Quando questionado sobre a divulgação dos grampos envolvendo a presidente Dilma, Moro saiu-se com uma inaudita análise constitucional de defesa da democracia liberal.
Que não se tente entender a profundidade do raciocínio “morino” que considera constitucional um juiz de primeira instância divulgar na imprensa gravações que envolvem a Presidência da República e que foram feitas ilegalmente – já que colhidas após o término da autorização judicial dada para a escuta de um investigado que, por óbvio, não era a presidente.
Basta que se entenda o que se resume em sua alegação da constitucionalidade dessa divulgação: “as pessoas tinham direito de saber a respeito do conteúdo daqueles diálogos”.

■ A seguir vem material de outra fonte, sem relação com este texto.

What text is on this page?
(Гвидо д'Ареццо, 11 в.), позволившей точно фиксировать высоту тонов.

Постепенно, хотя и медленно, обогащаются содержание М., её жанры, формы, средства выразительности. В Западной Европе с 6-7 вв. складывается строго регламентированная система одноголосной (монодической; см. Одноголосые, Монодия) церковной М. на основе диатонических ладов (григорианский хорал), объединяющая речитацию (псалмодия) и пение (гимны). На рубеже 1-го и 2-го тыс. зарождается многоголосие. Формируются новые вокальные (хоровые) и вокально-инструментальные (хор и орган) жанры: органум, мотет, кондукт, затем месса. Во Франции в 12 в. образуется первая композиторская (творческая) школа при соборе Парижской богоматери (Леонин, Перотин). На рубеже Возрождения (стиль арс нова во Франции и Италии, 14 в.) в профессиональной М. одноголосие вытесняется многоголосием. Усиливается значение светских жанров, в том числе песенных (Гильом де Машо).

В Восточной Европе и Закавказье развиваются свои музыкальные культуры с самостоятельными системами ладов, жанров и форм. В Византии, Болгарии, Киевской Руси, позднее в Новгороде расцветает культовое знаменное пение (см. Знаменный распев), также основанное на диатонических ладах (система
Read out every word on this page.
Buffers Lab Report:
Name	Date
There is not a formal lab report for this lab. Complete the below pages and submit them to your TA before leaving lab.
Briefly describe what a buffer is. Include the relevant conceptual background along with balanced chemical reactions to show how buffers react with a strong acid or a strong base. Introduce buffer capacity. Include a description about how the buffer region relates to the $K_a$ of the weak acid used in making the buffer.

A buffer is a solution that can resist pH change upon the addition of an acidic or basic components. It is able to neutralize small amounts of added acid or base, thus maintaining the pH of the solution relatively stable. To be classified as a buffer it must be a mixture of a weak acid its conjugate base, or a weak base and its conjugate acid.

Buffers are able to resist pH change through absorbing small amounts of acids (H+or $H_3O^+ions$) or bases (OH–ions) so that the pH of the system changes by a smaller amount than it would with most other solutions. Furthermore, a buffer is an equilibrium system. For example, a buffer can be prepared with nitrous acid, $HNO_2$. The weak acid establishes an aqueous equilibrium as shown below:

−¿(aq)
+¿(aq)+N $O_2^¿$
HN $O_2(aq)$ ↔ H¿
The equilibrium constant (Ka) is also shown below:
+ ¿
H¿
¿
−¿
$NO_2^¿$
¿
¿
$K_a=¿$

Não sei em que artigo da Constituição Moro se baseou para afirmar tal direito de cidadania. No artigo 5º da Constituição, com certeza não. Até porque é de lá que se extrai que “são invioláveis a intimidade, a vida privada, a honra e a imagem das pessoas” e de que “é inviolável o sigilo... das comunicações telefônicas, salvo por ordem judicial, nas hipóteses e na forma que a lei estabelecer”.
Mas, caso um dia, tal direito me seja acessível, gostaria de conhecer o que Moro disse em sorrisos ao pé do ouvido de Aécio Neves, quando daquela já clássica foto entre os dois.
E digo mais: “as pessoas tinham direito de saber a respeito do conteúdo daqueles diálogos”.
PS: Oficina de Concertos Gerais e Poesia: a verdade que surge do espanto. A pós-verdade que surge da impossibilidade da verdade. Qual verdade te engana mais?